The whole business can scarcely have lasted a full minute, for the speed was terrific; but I seemed to be living through crowded hours. The white-front turned slightly to the left, rose a little to clear a hillock in the crab grass, and then the two became mere specks in the distance. But the light was good enough to show us the finish. The lower speck reached a pinewood and disappeared, and the upper speck was lost against the gloom of the trees. The goose had won sanctuary. I found myself babbling, ‘Well done — oh, well done!’ and I knew that Peter John, now frantically waving the lure, would be of the same mind.
Suddenly my attention was switched on to the man Smith. He was sitting in the mud, and he was weeping — yes, weeping. At first I thought it was only excitement, and wasn’t much surprised, and then I saw that it was something more. I gave him a hand to help him up, and he clutched my arm.
‘It is safe,’ he stammered. ‘Tell me, it is safe?’
‘Safe as the Bank,’ I said. ‘No falcon can do anything against a bird in a wood.’
He gripped me harder.
‘It is safe because it was humble,’ he cried. ‘It flew near the ground. It was humble and lowly, as I am. It is a message from Heaven.’

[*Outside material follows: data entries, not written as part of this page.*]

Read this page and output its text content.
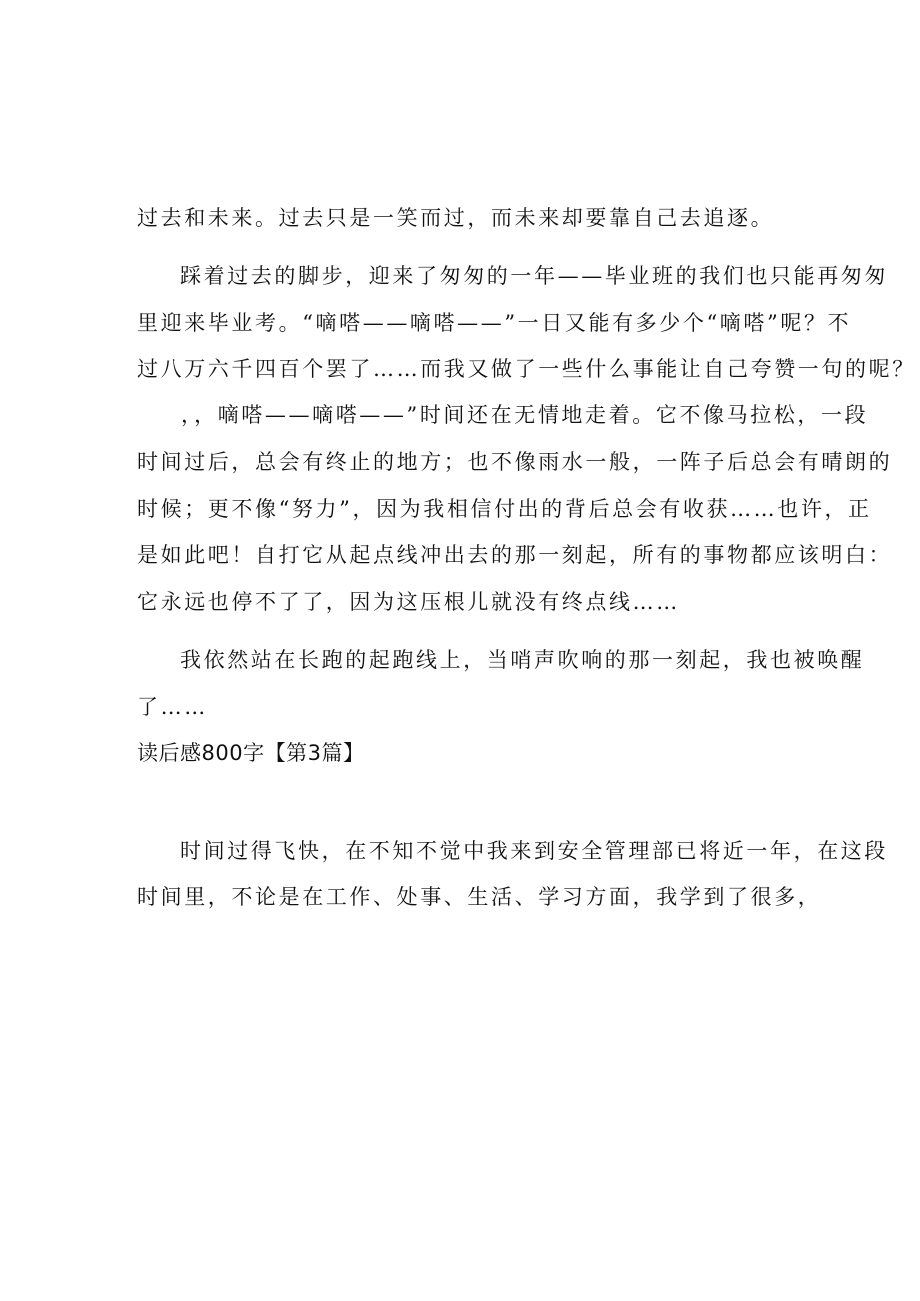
过去和未来。过去只是一笑而过，而未来却要靠自己去追逐。
踩着过去的脚步，迎来了匆匆的一年——毕业班的我们也只能再匆匆
里迎来毕业考。“嘀嗒——嘀嗒——”一日又能有多少个“嘀嗒”呢？不
过八万六千四百个罢了……而我又做了一些什么事能让自己夸赞一句的呢？
，，嘀嗒——嘀嗒——”时间还在无情地走着。它不像马拉松，一段
时间过后，总会有终止的地方；也不像雨水一般，一阵子后总会有晴朗的
时候；更不像“努力”，因为我相信付出的背后总会有收获……也许，正
是如此吧！自打它从起点线冲出去的那一刻起，所有的事物都应该明白：
它永远也停不了了，因为这压根儿就没有终点线……
我依然站在长跑的起跑线上，当哨声吹响的那一刻起，我也被唤醒
了……
读后感800字【第3篇】
时间过得飞快，在不知不觉中我来到安全管理部已将近一年，在这段
时间里，不论是在工作、处事、生活、学习方面，我学到了很多，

Then he seemed to be ashamed of himself, for he apologized for being a fool. But he scarcely spoke a word on the way back, and when I got out of bed in time for luncheon, Mrs. Pottinger brought me the news that he had left the Rose and Crown. . . . That moment on the mudflats had given me a line on Smith. He was a hunted man, in desperate terror of some pursuer and lying very low. The success of the old white-front had given him hope, for its tactics were his own. I wondered if I should ever meet him again.
CHAPTER III. The Tablet of Jade
The next chapter in this tale came at the end of March when the Clanroydens stayed with us at Fosse for a long week-end. Sandy, after his return from South America and his marriage, had settled down at Laverlaw as a Scots laird, and for the better part of a year you couldn’t dig Barbara and him out of that heavenly fastness. Then came a crisis in the Near East on which he felt called upon to hold forth in the House of Lords, and gradually he was drawn more and more into public affairs. Also Barbara took a long time to recover from the birth of her daughter, and had to be much in London within reach of doctors. The consequence was that Mary and I saw a good deal of the Clanroydens. Mary was one of the daughter’s godmothers, and Lady Clanroyden stayed at Fosse with us most of the time that Sandy was in China as chairman of an international Commission. He had only returned from the Far East at the end of February.

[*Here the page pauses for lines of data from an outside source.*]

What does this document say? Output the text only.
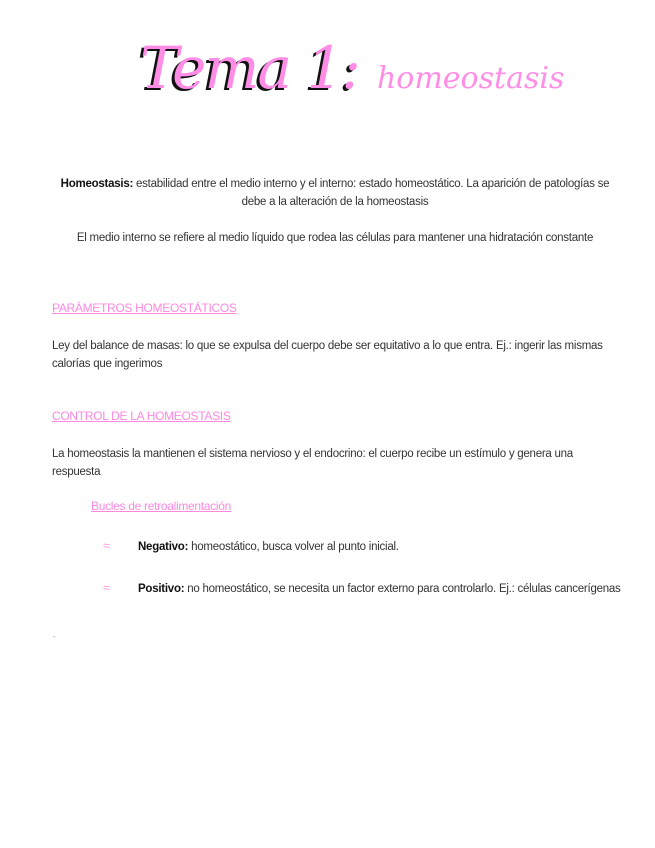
Tema 1: homeostasis
Homeostasis: estabilidad entre el medio interno y el interno: estado homeostático. La aparición de patologías se debe a la alteración de la homeostasis
El medio interno se refiere al medio líquido que rodea las células para mantener una hidratación constante
PARÁMETROS HOMEOSTÁTICOS
Ley del balance de masas: lo que se expulsa del cuerpo debe ser equitativo a lo que entra. Ej.: ingerir las mismas calorías que ingerimos
CONTROL DE LA HOMEOSTASIS
La homeostasis la mantienen el sistema nervioso y el endocrino: el cuerpo recibe un estímulo y genera una respuesta
Bucles de retroalimentación
≈ Negativo: homeostático, busca volver al punto inicial.
≈ Positivo: no homeostático, se necesita un factor externo para controlarlo. Ej.: células cancerígenas
-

> It was the most perfect kind of early spring weather. In February we had a fortnight’s snow, so the ground was well moistened and the spring full, and in the first week of March we had drying blasts from the north-east. Then came mild south-west winds, and a sudden outburst of life. The blackthorn was in flower, the rooks were busy in the beeches, the elms were reddening, and the lawns at Fosse were framed in gold drifts of daffodils. On the Friday after tea Sandy and I went for a walk up on to the Sharway Downs, where you look east into the shallow Oxfordshire vales and north over ridge upon ridge of green, round-shouldered hills. As the twilight drew in there was a soft bloom like peach-blossom on the landscape, a thrush was pouring out his heart in a bush, and the wild cry of lapwings, mingled with the babble of young lambs, linked the untamable with our comfortable human uses.
Sandy, as he sniffed the scents coming up from the woods and the ploughlands, seemed to feel the magic of the place.
‘Pretty good,’ he said. ‘England is the only really comfortable spot on earth — the only place where man can be utterly at home.’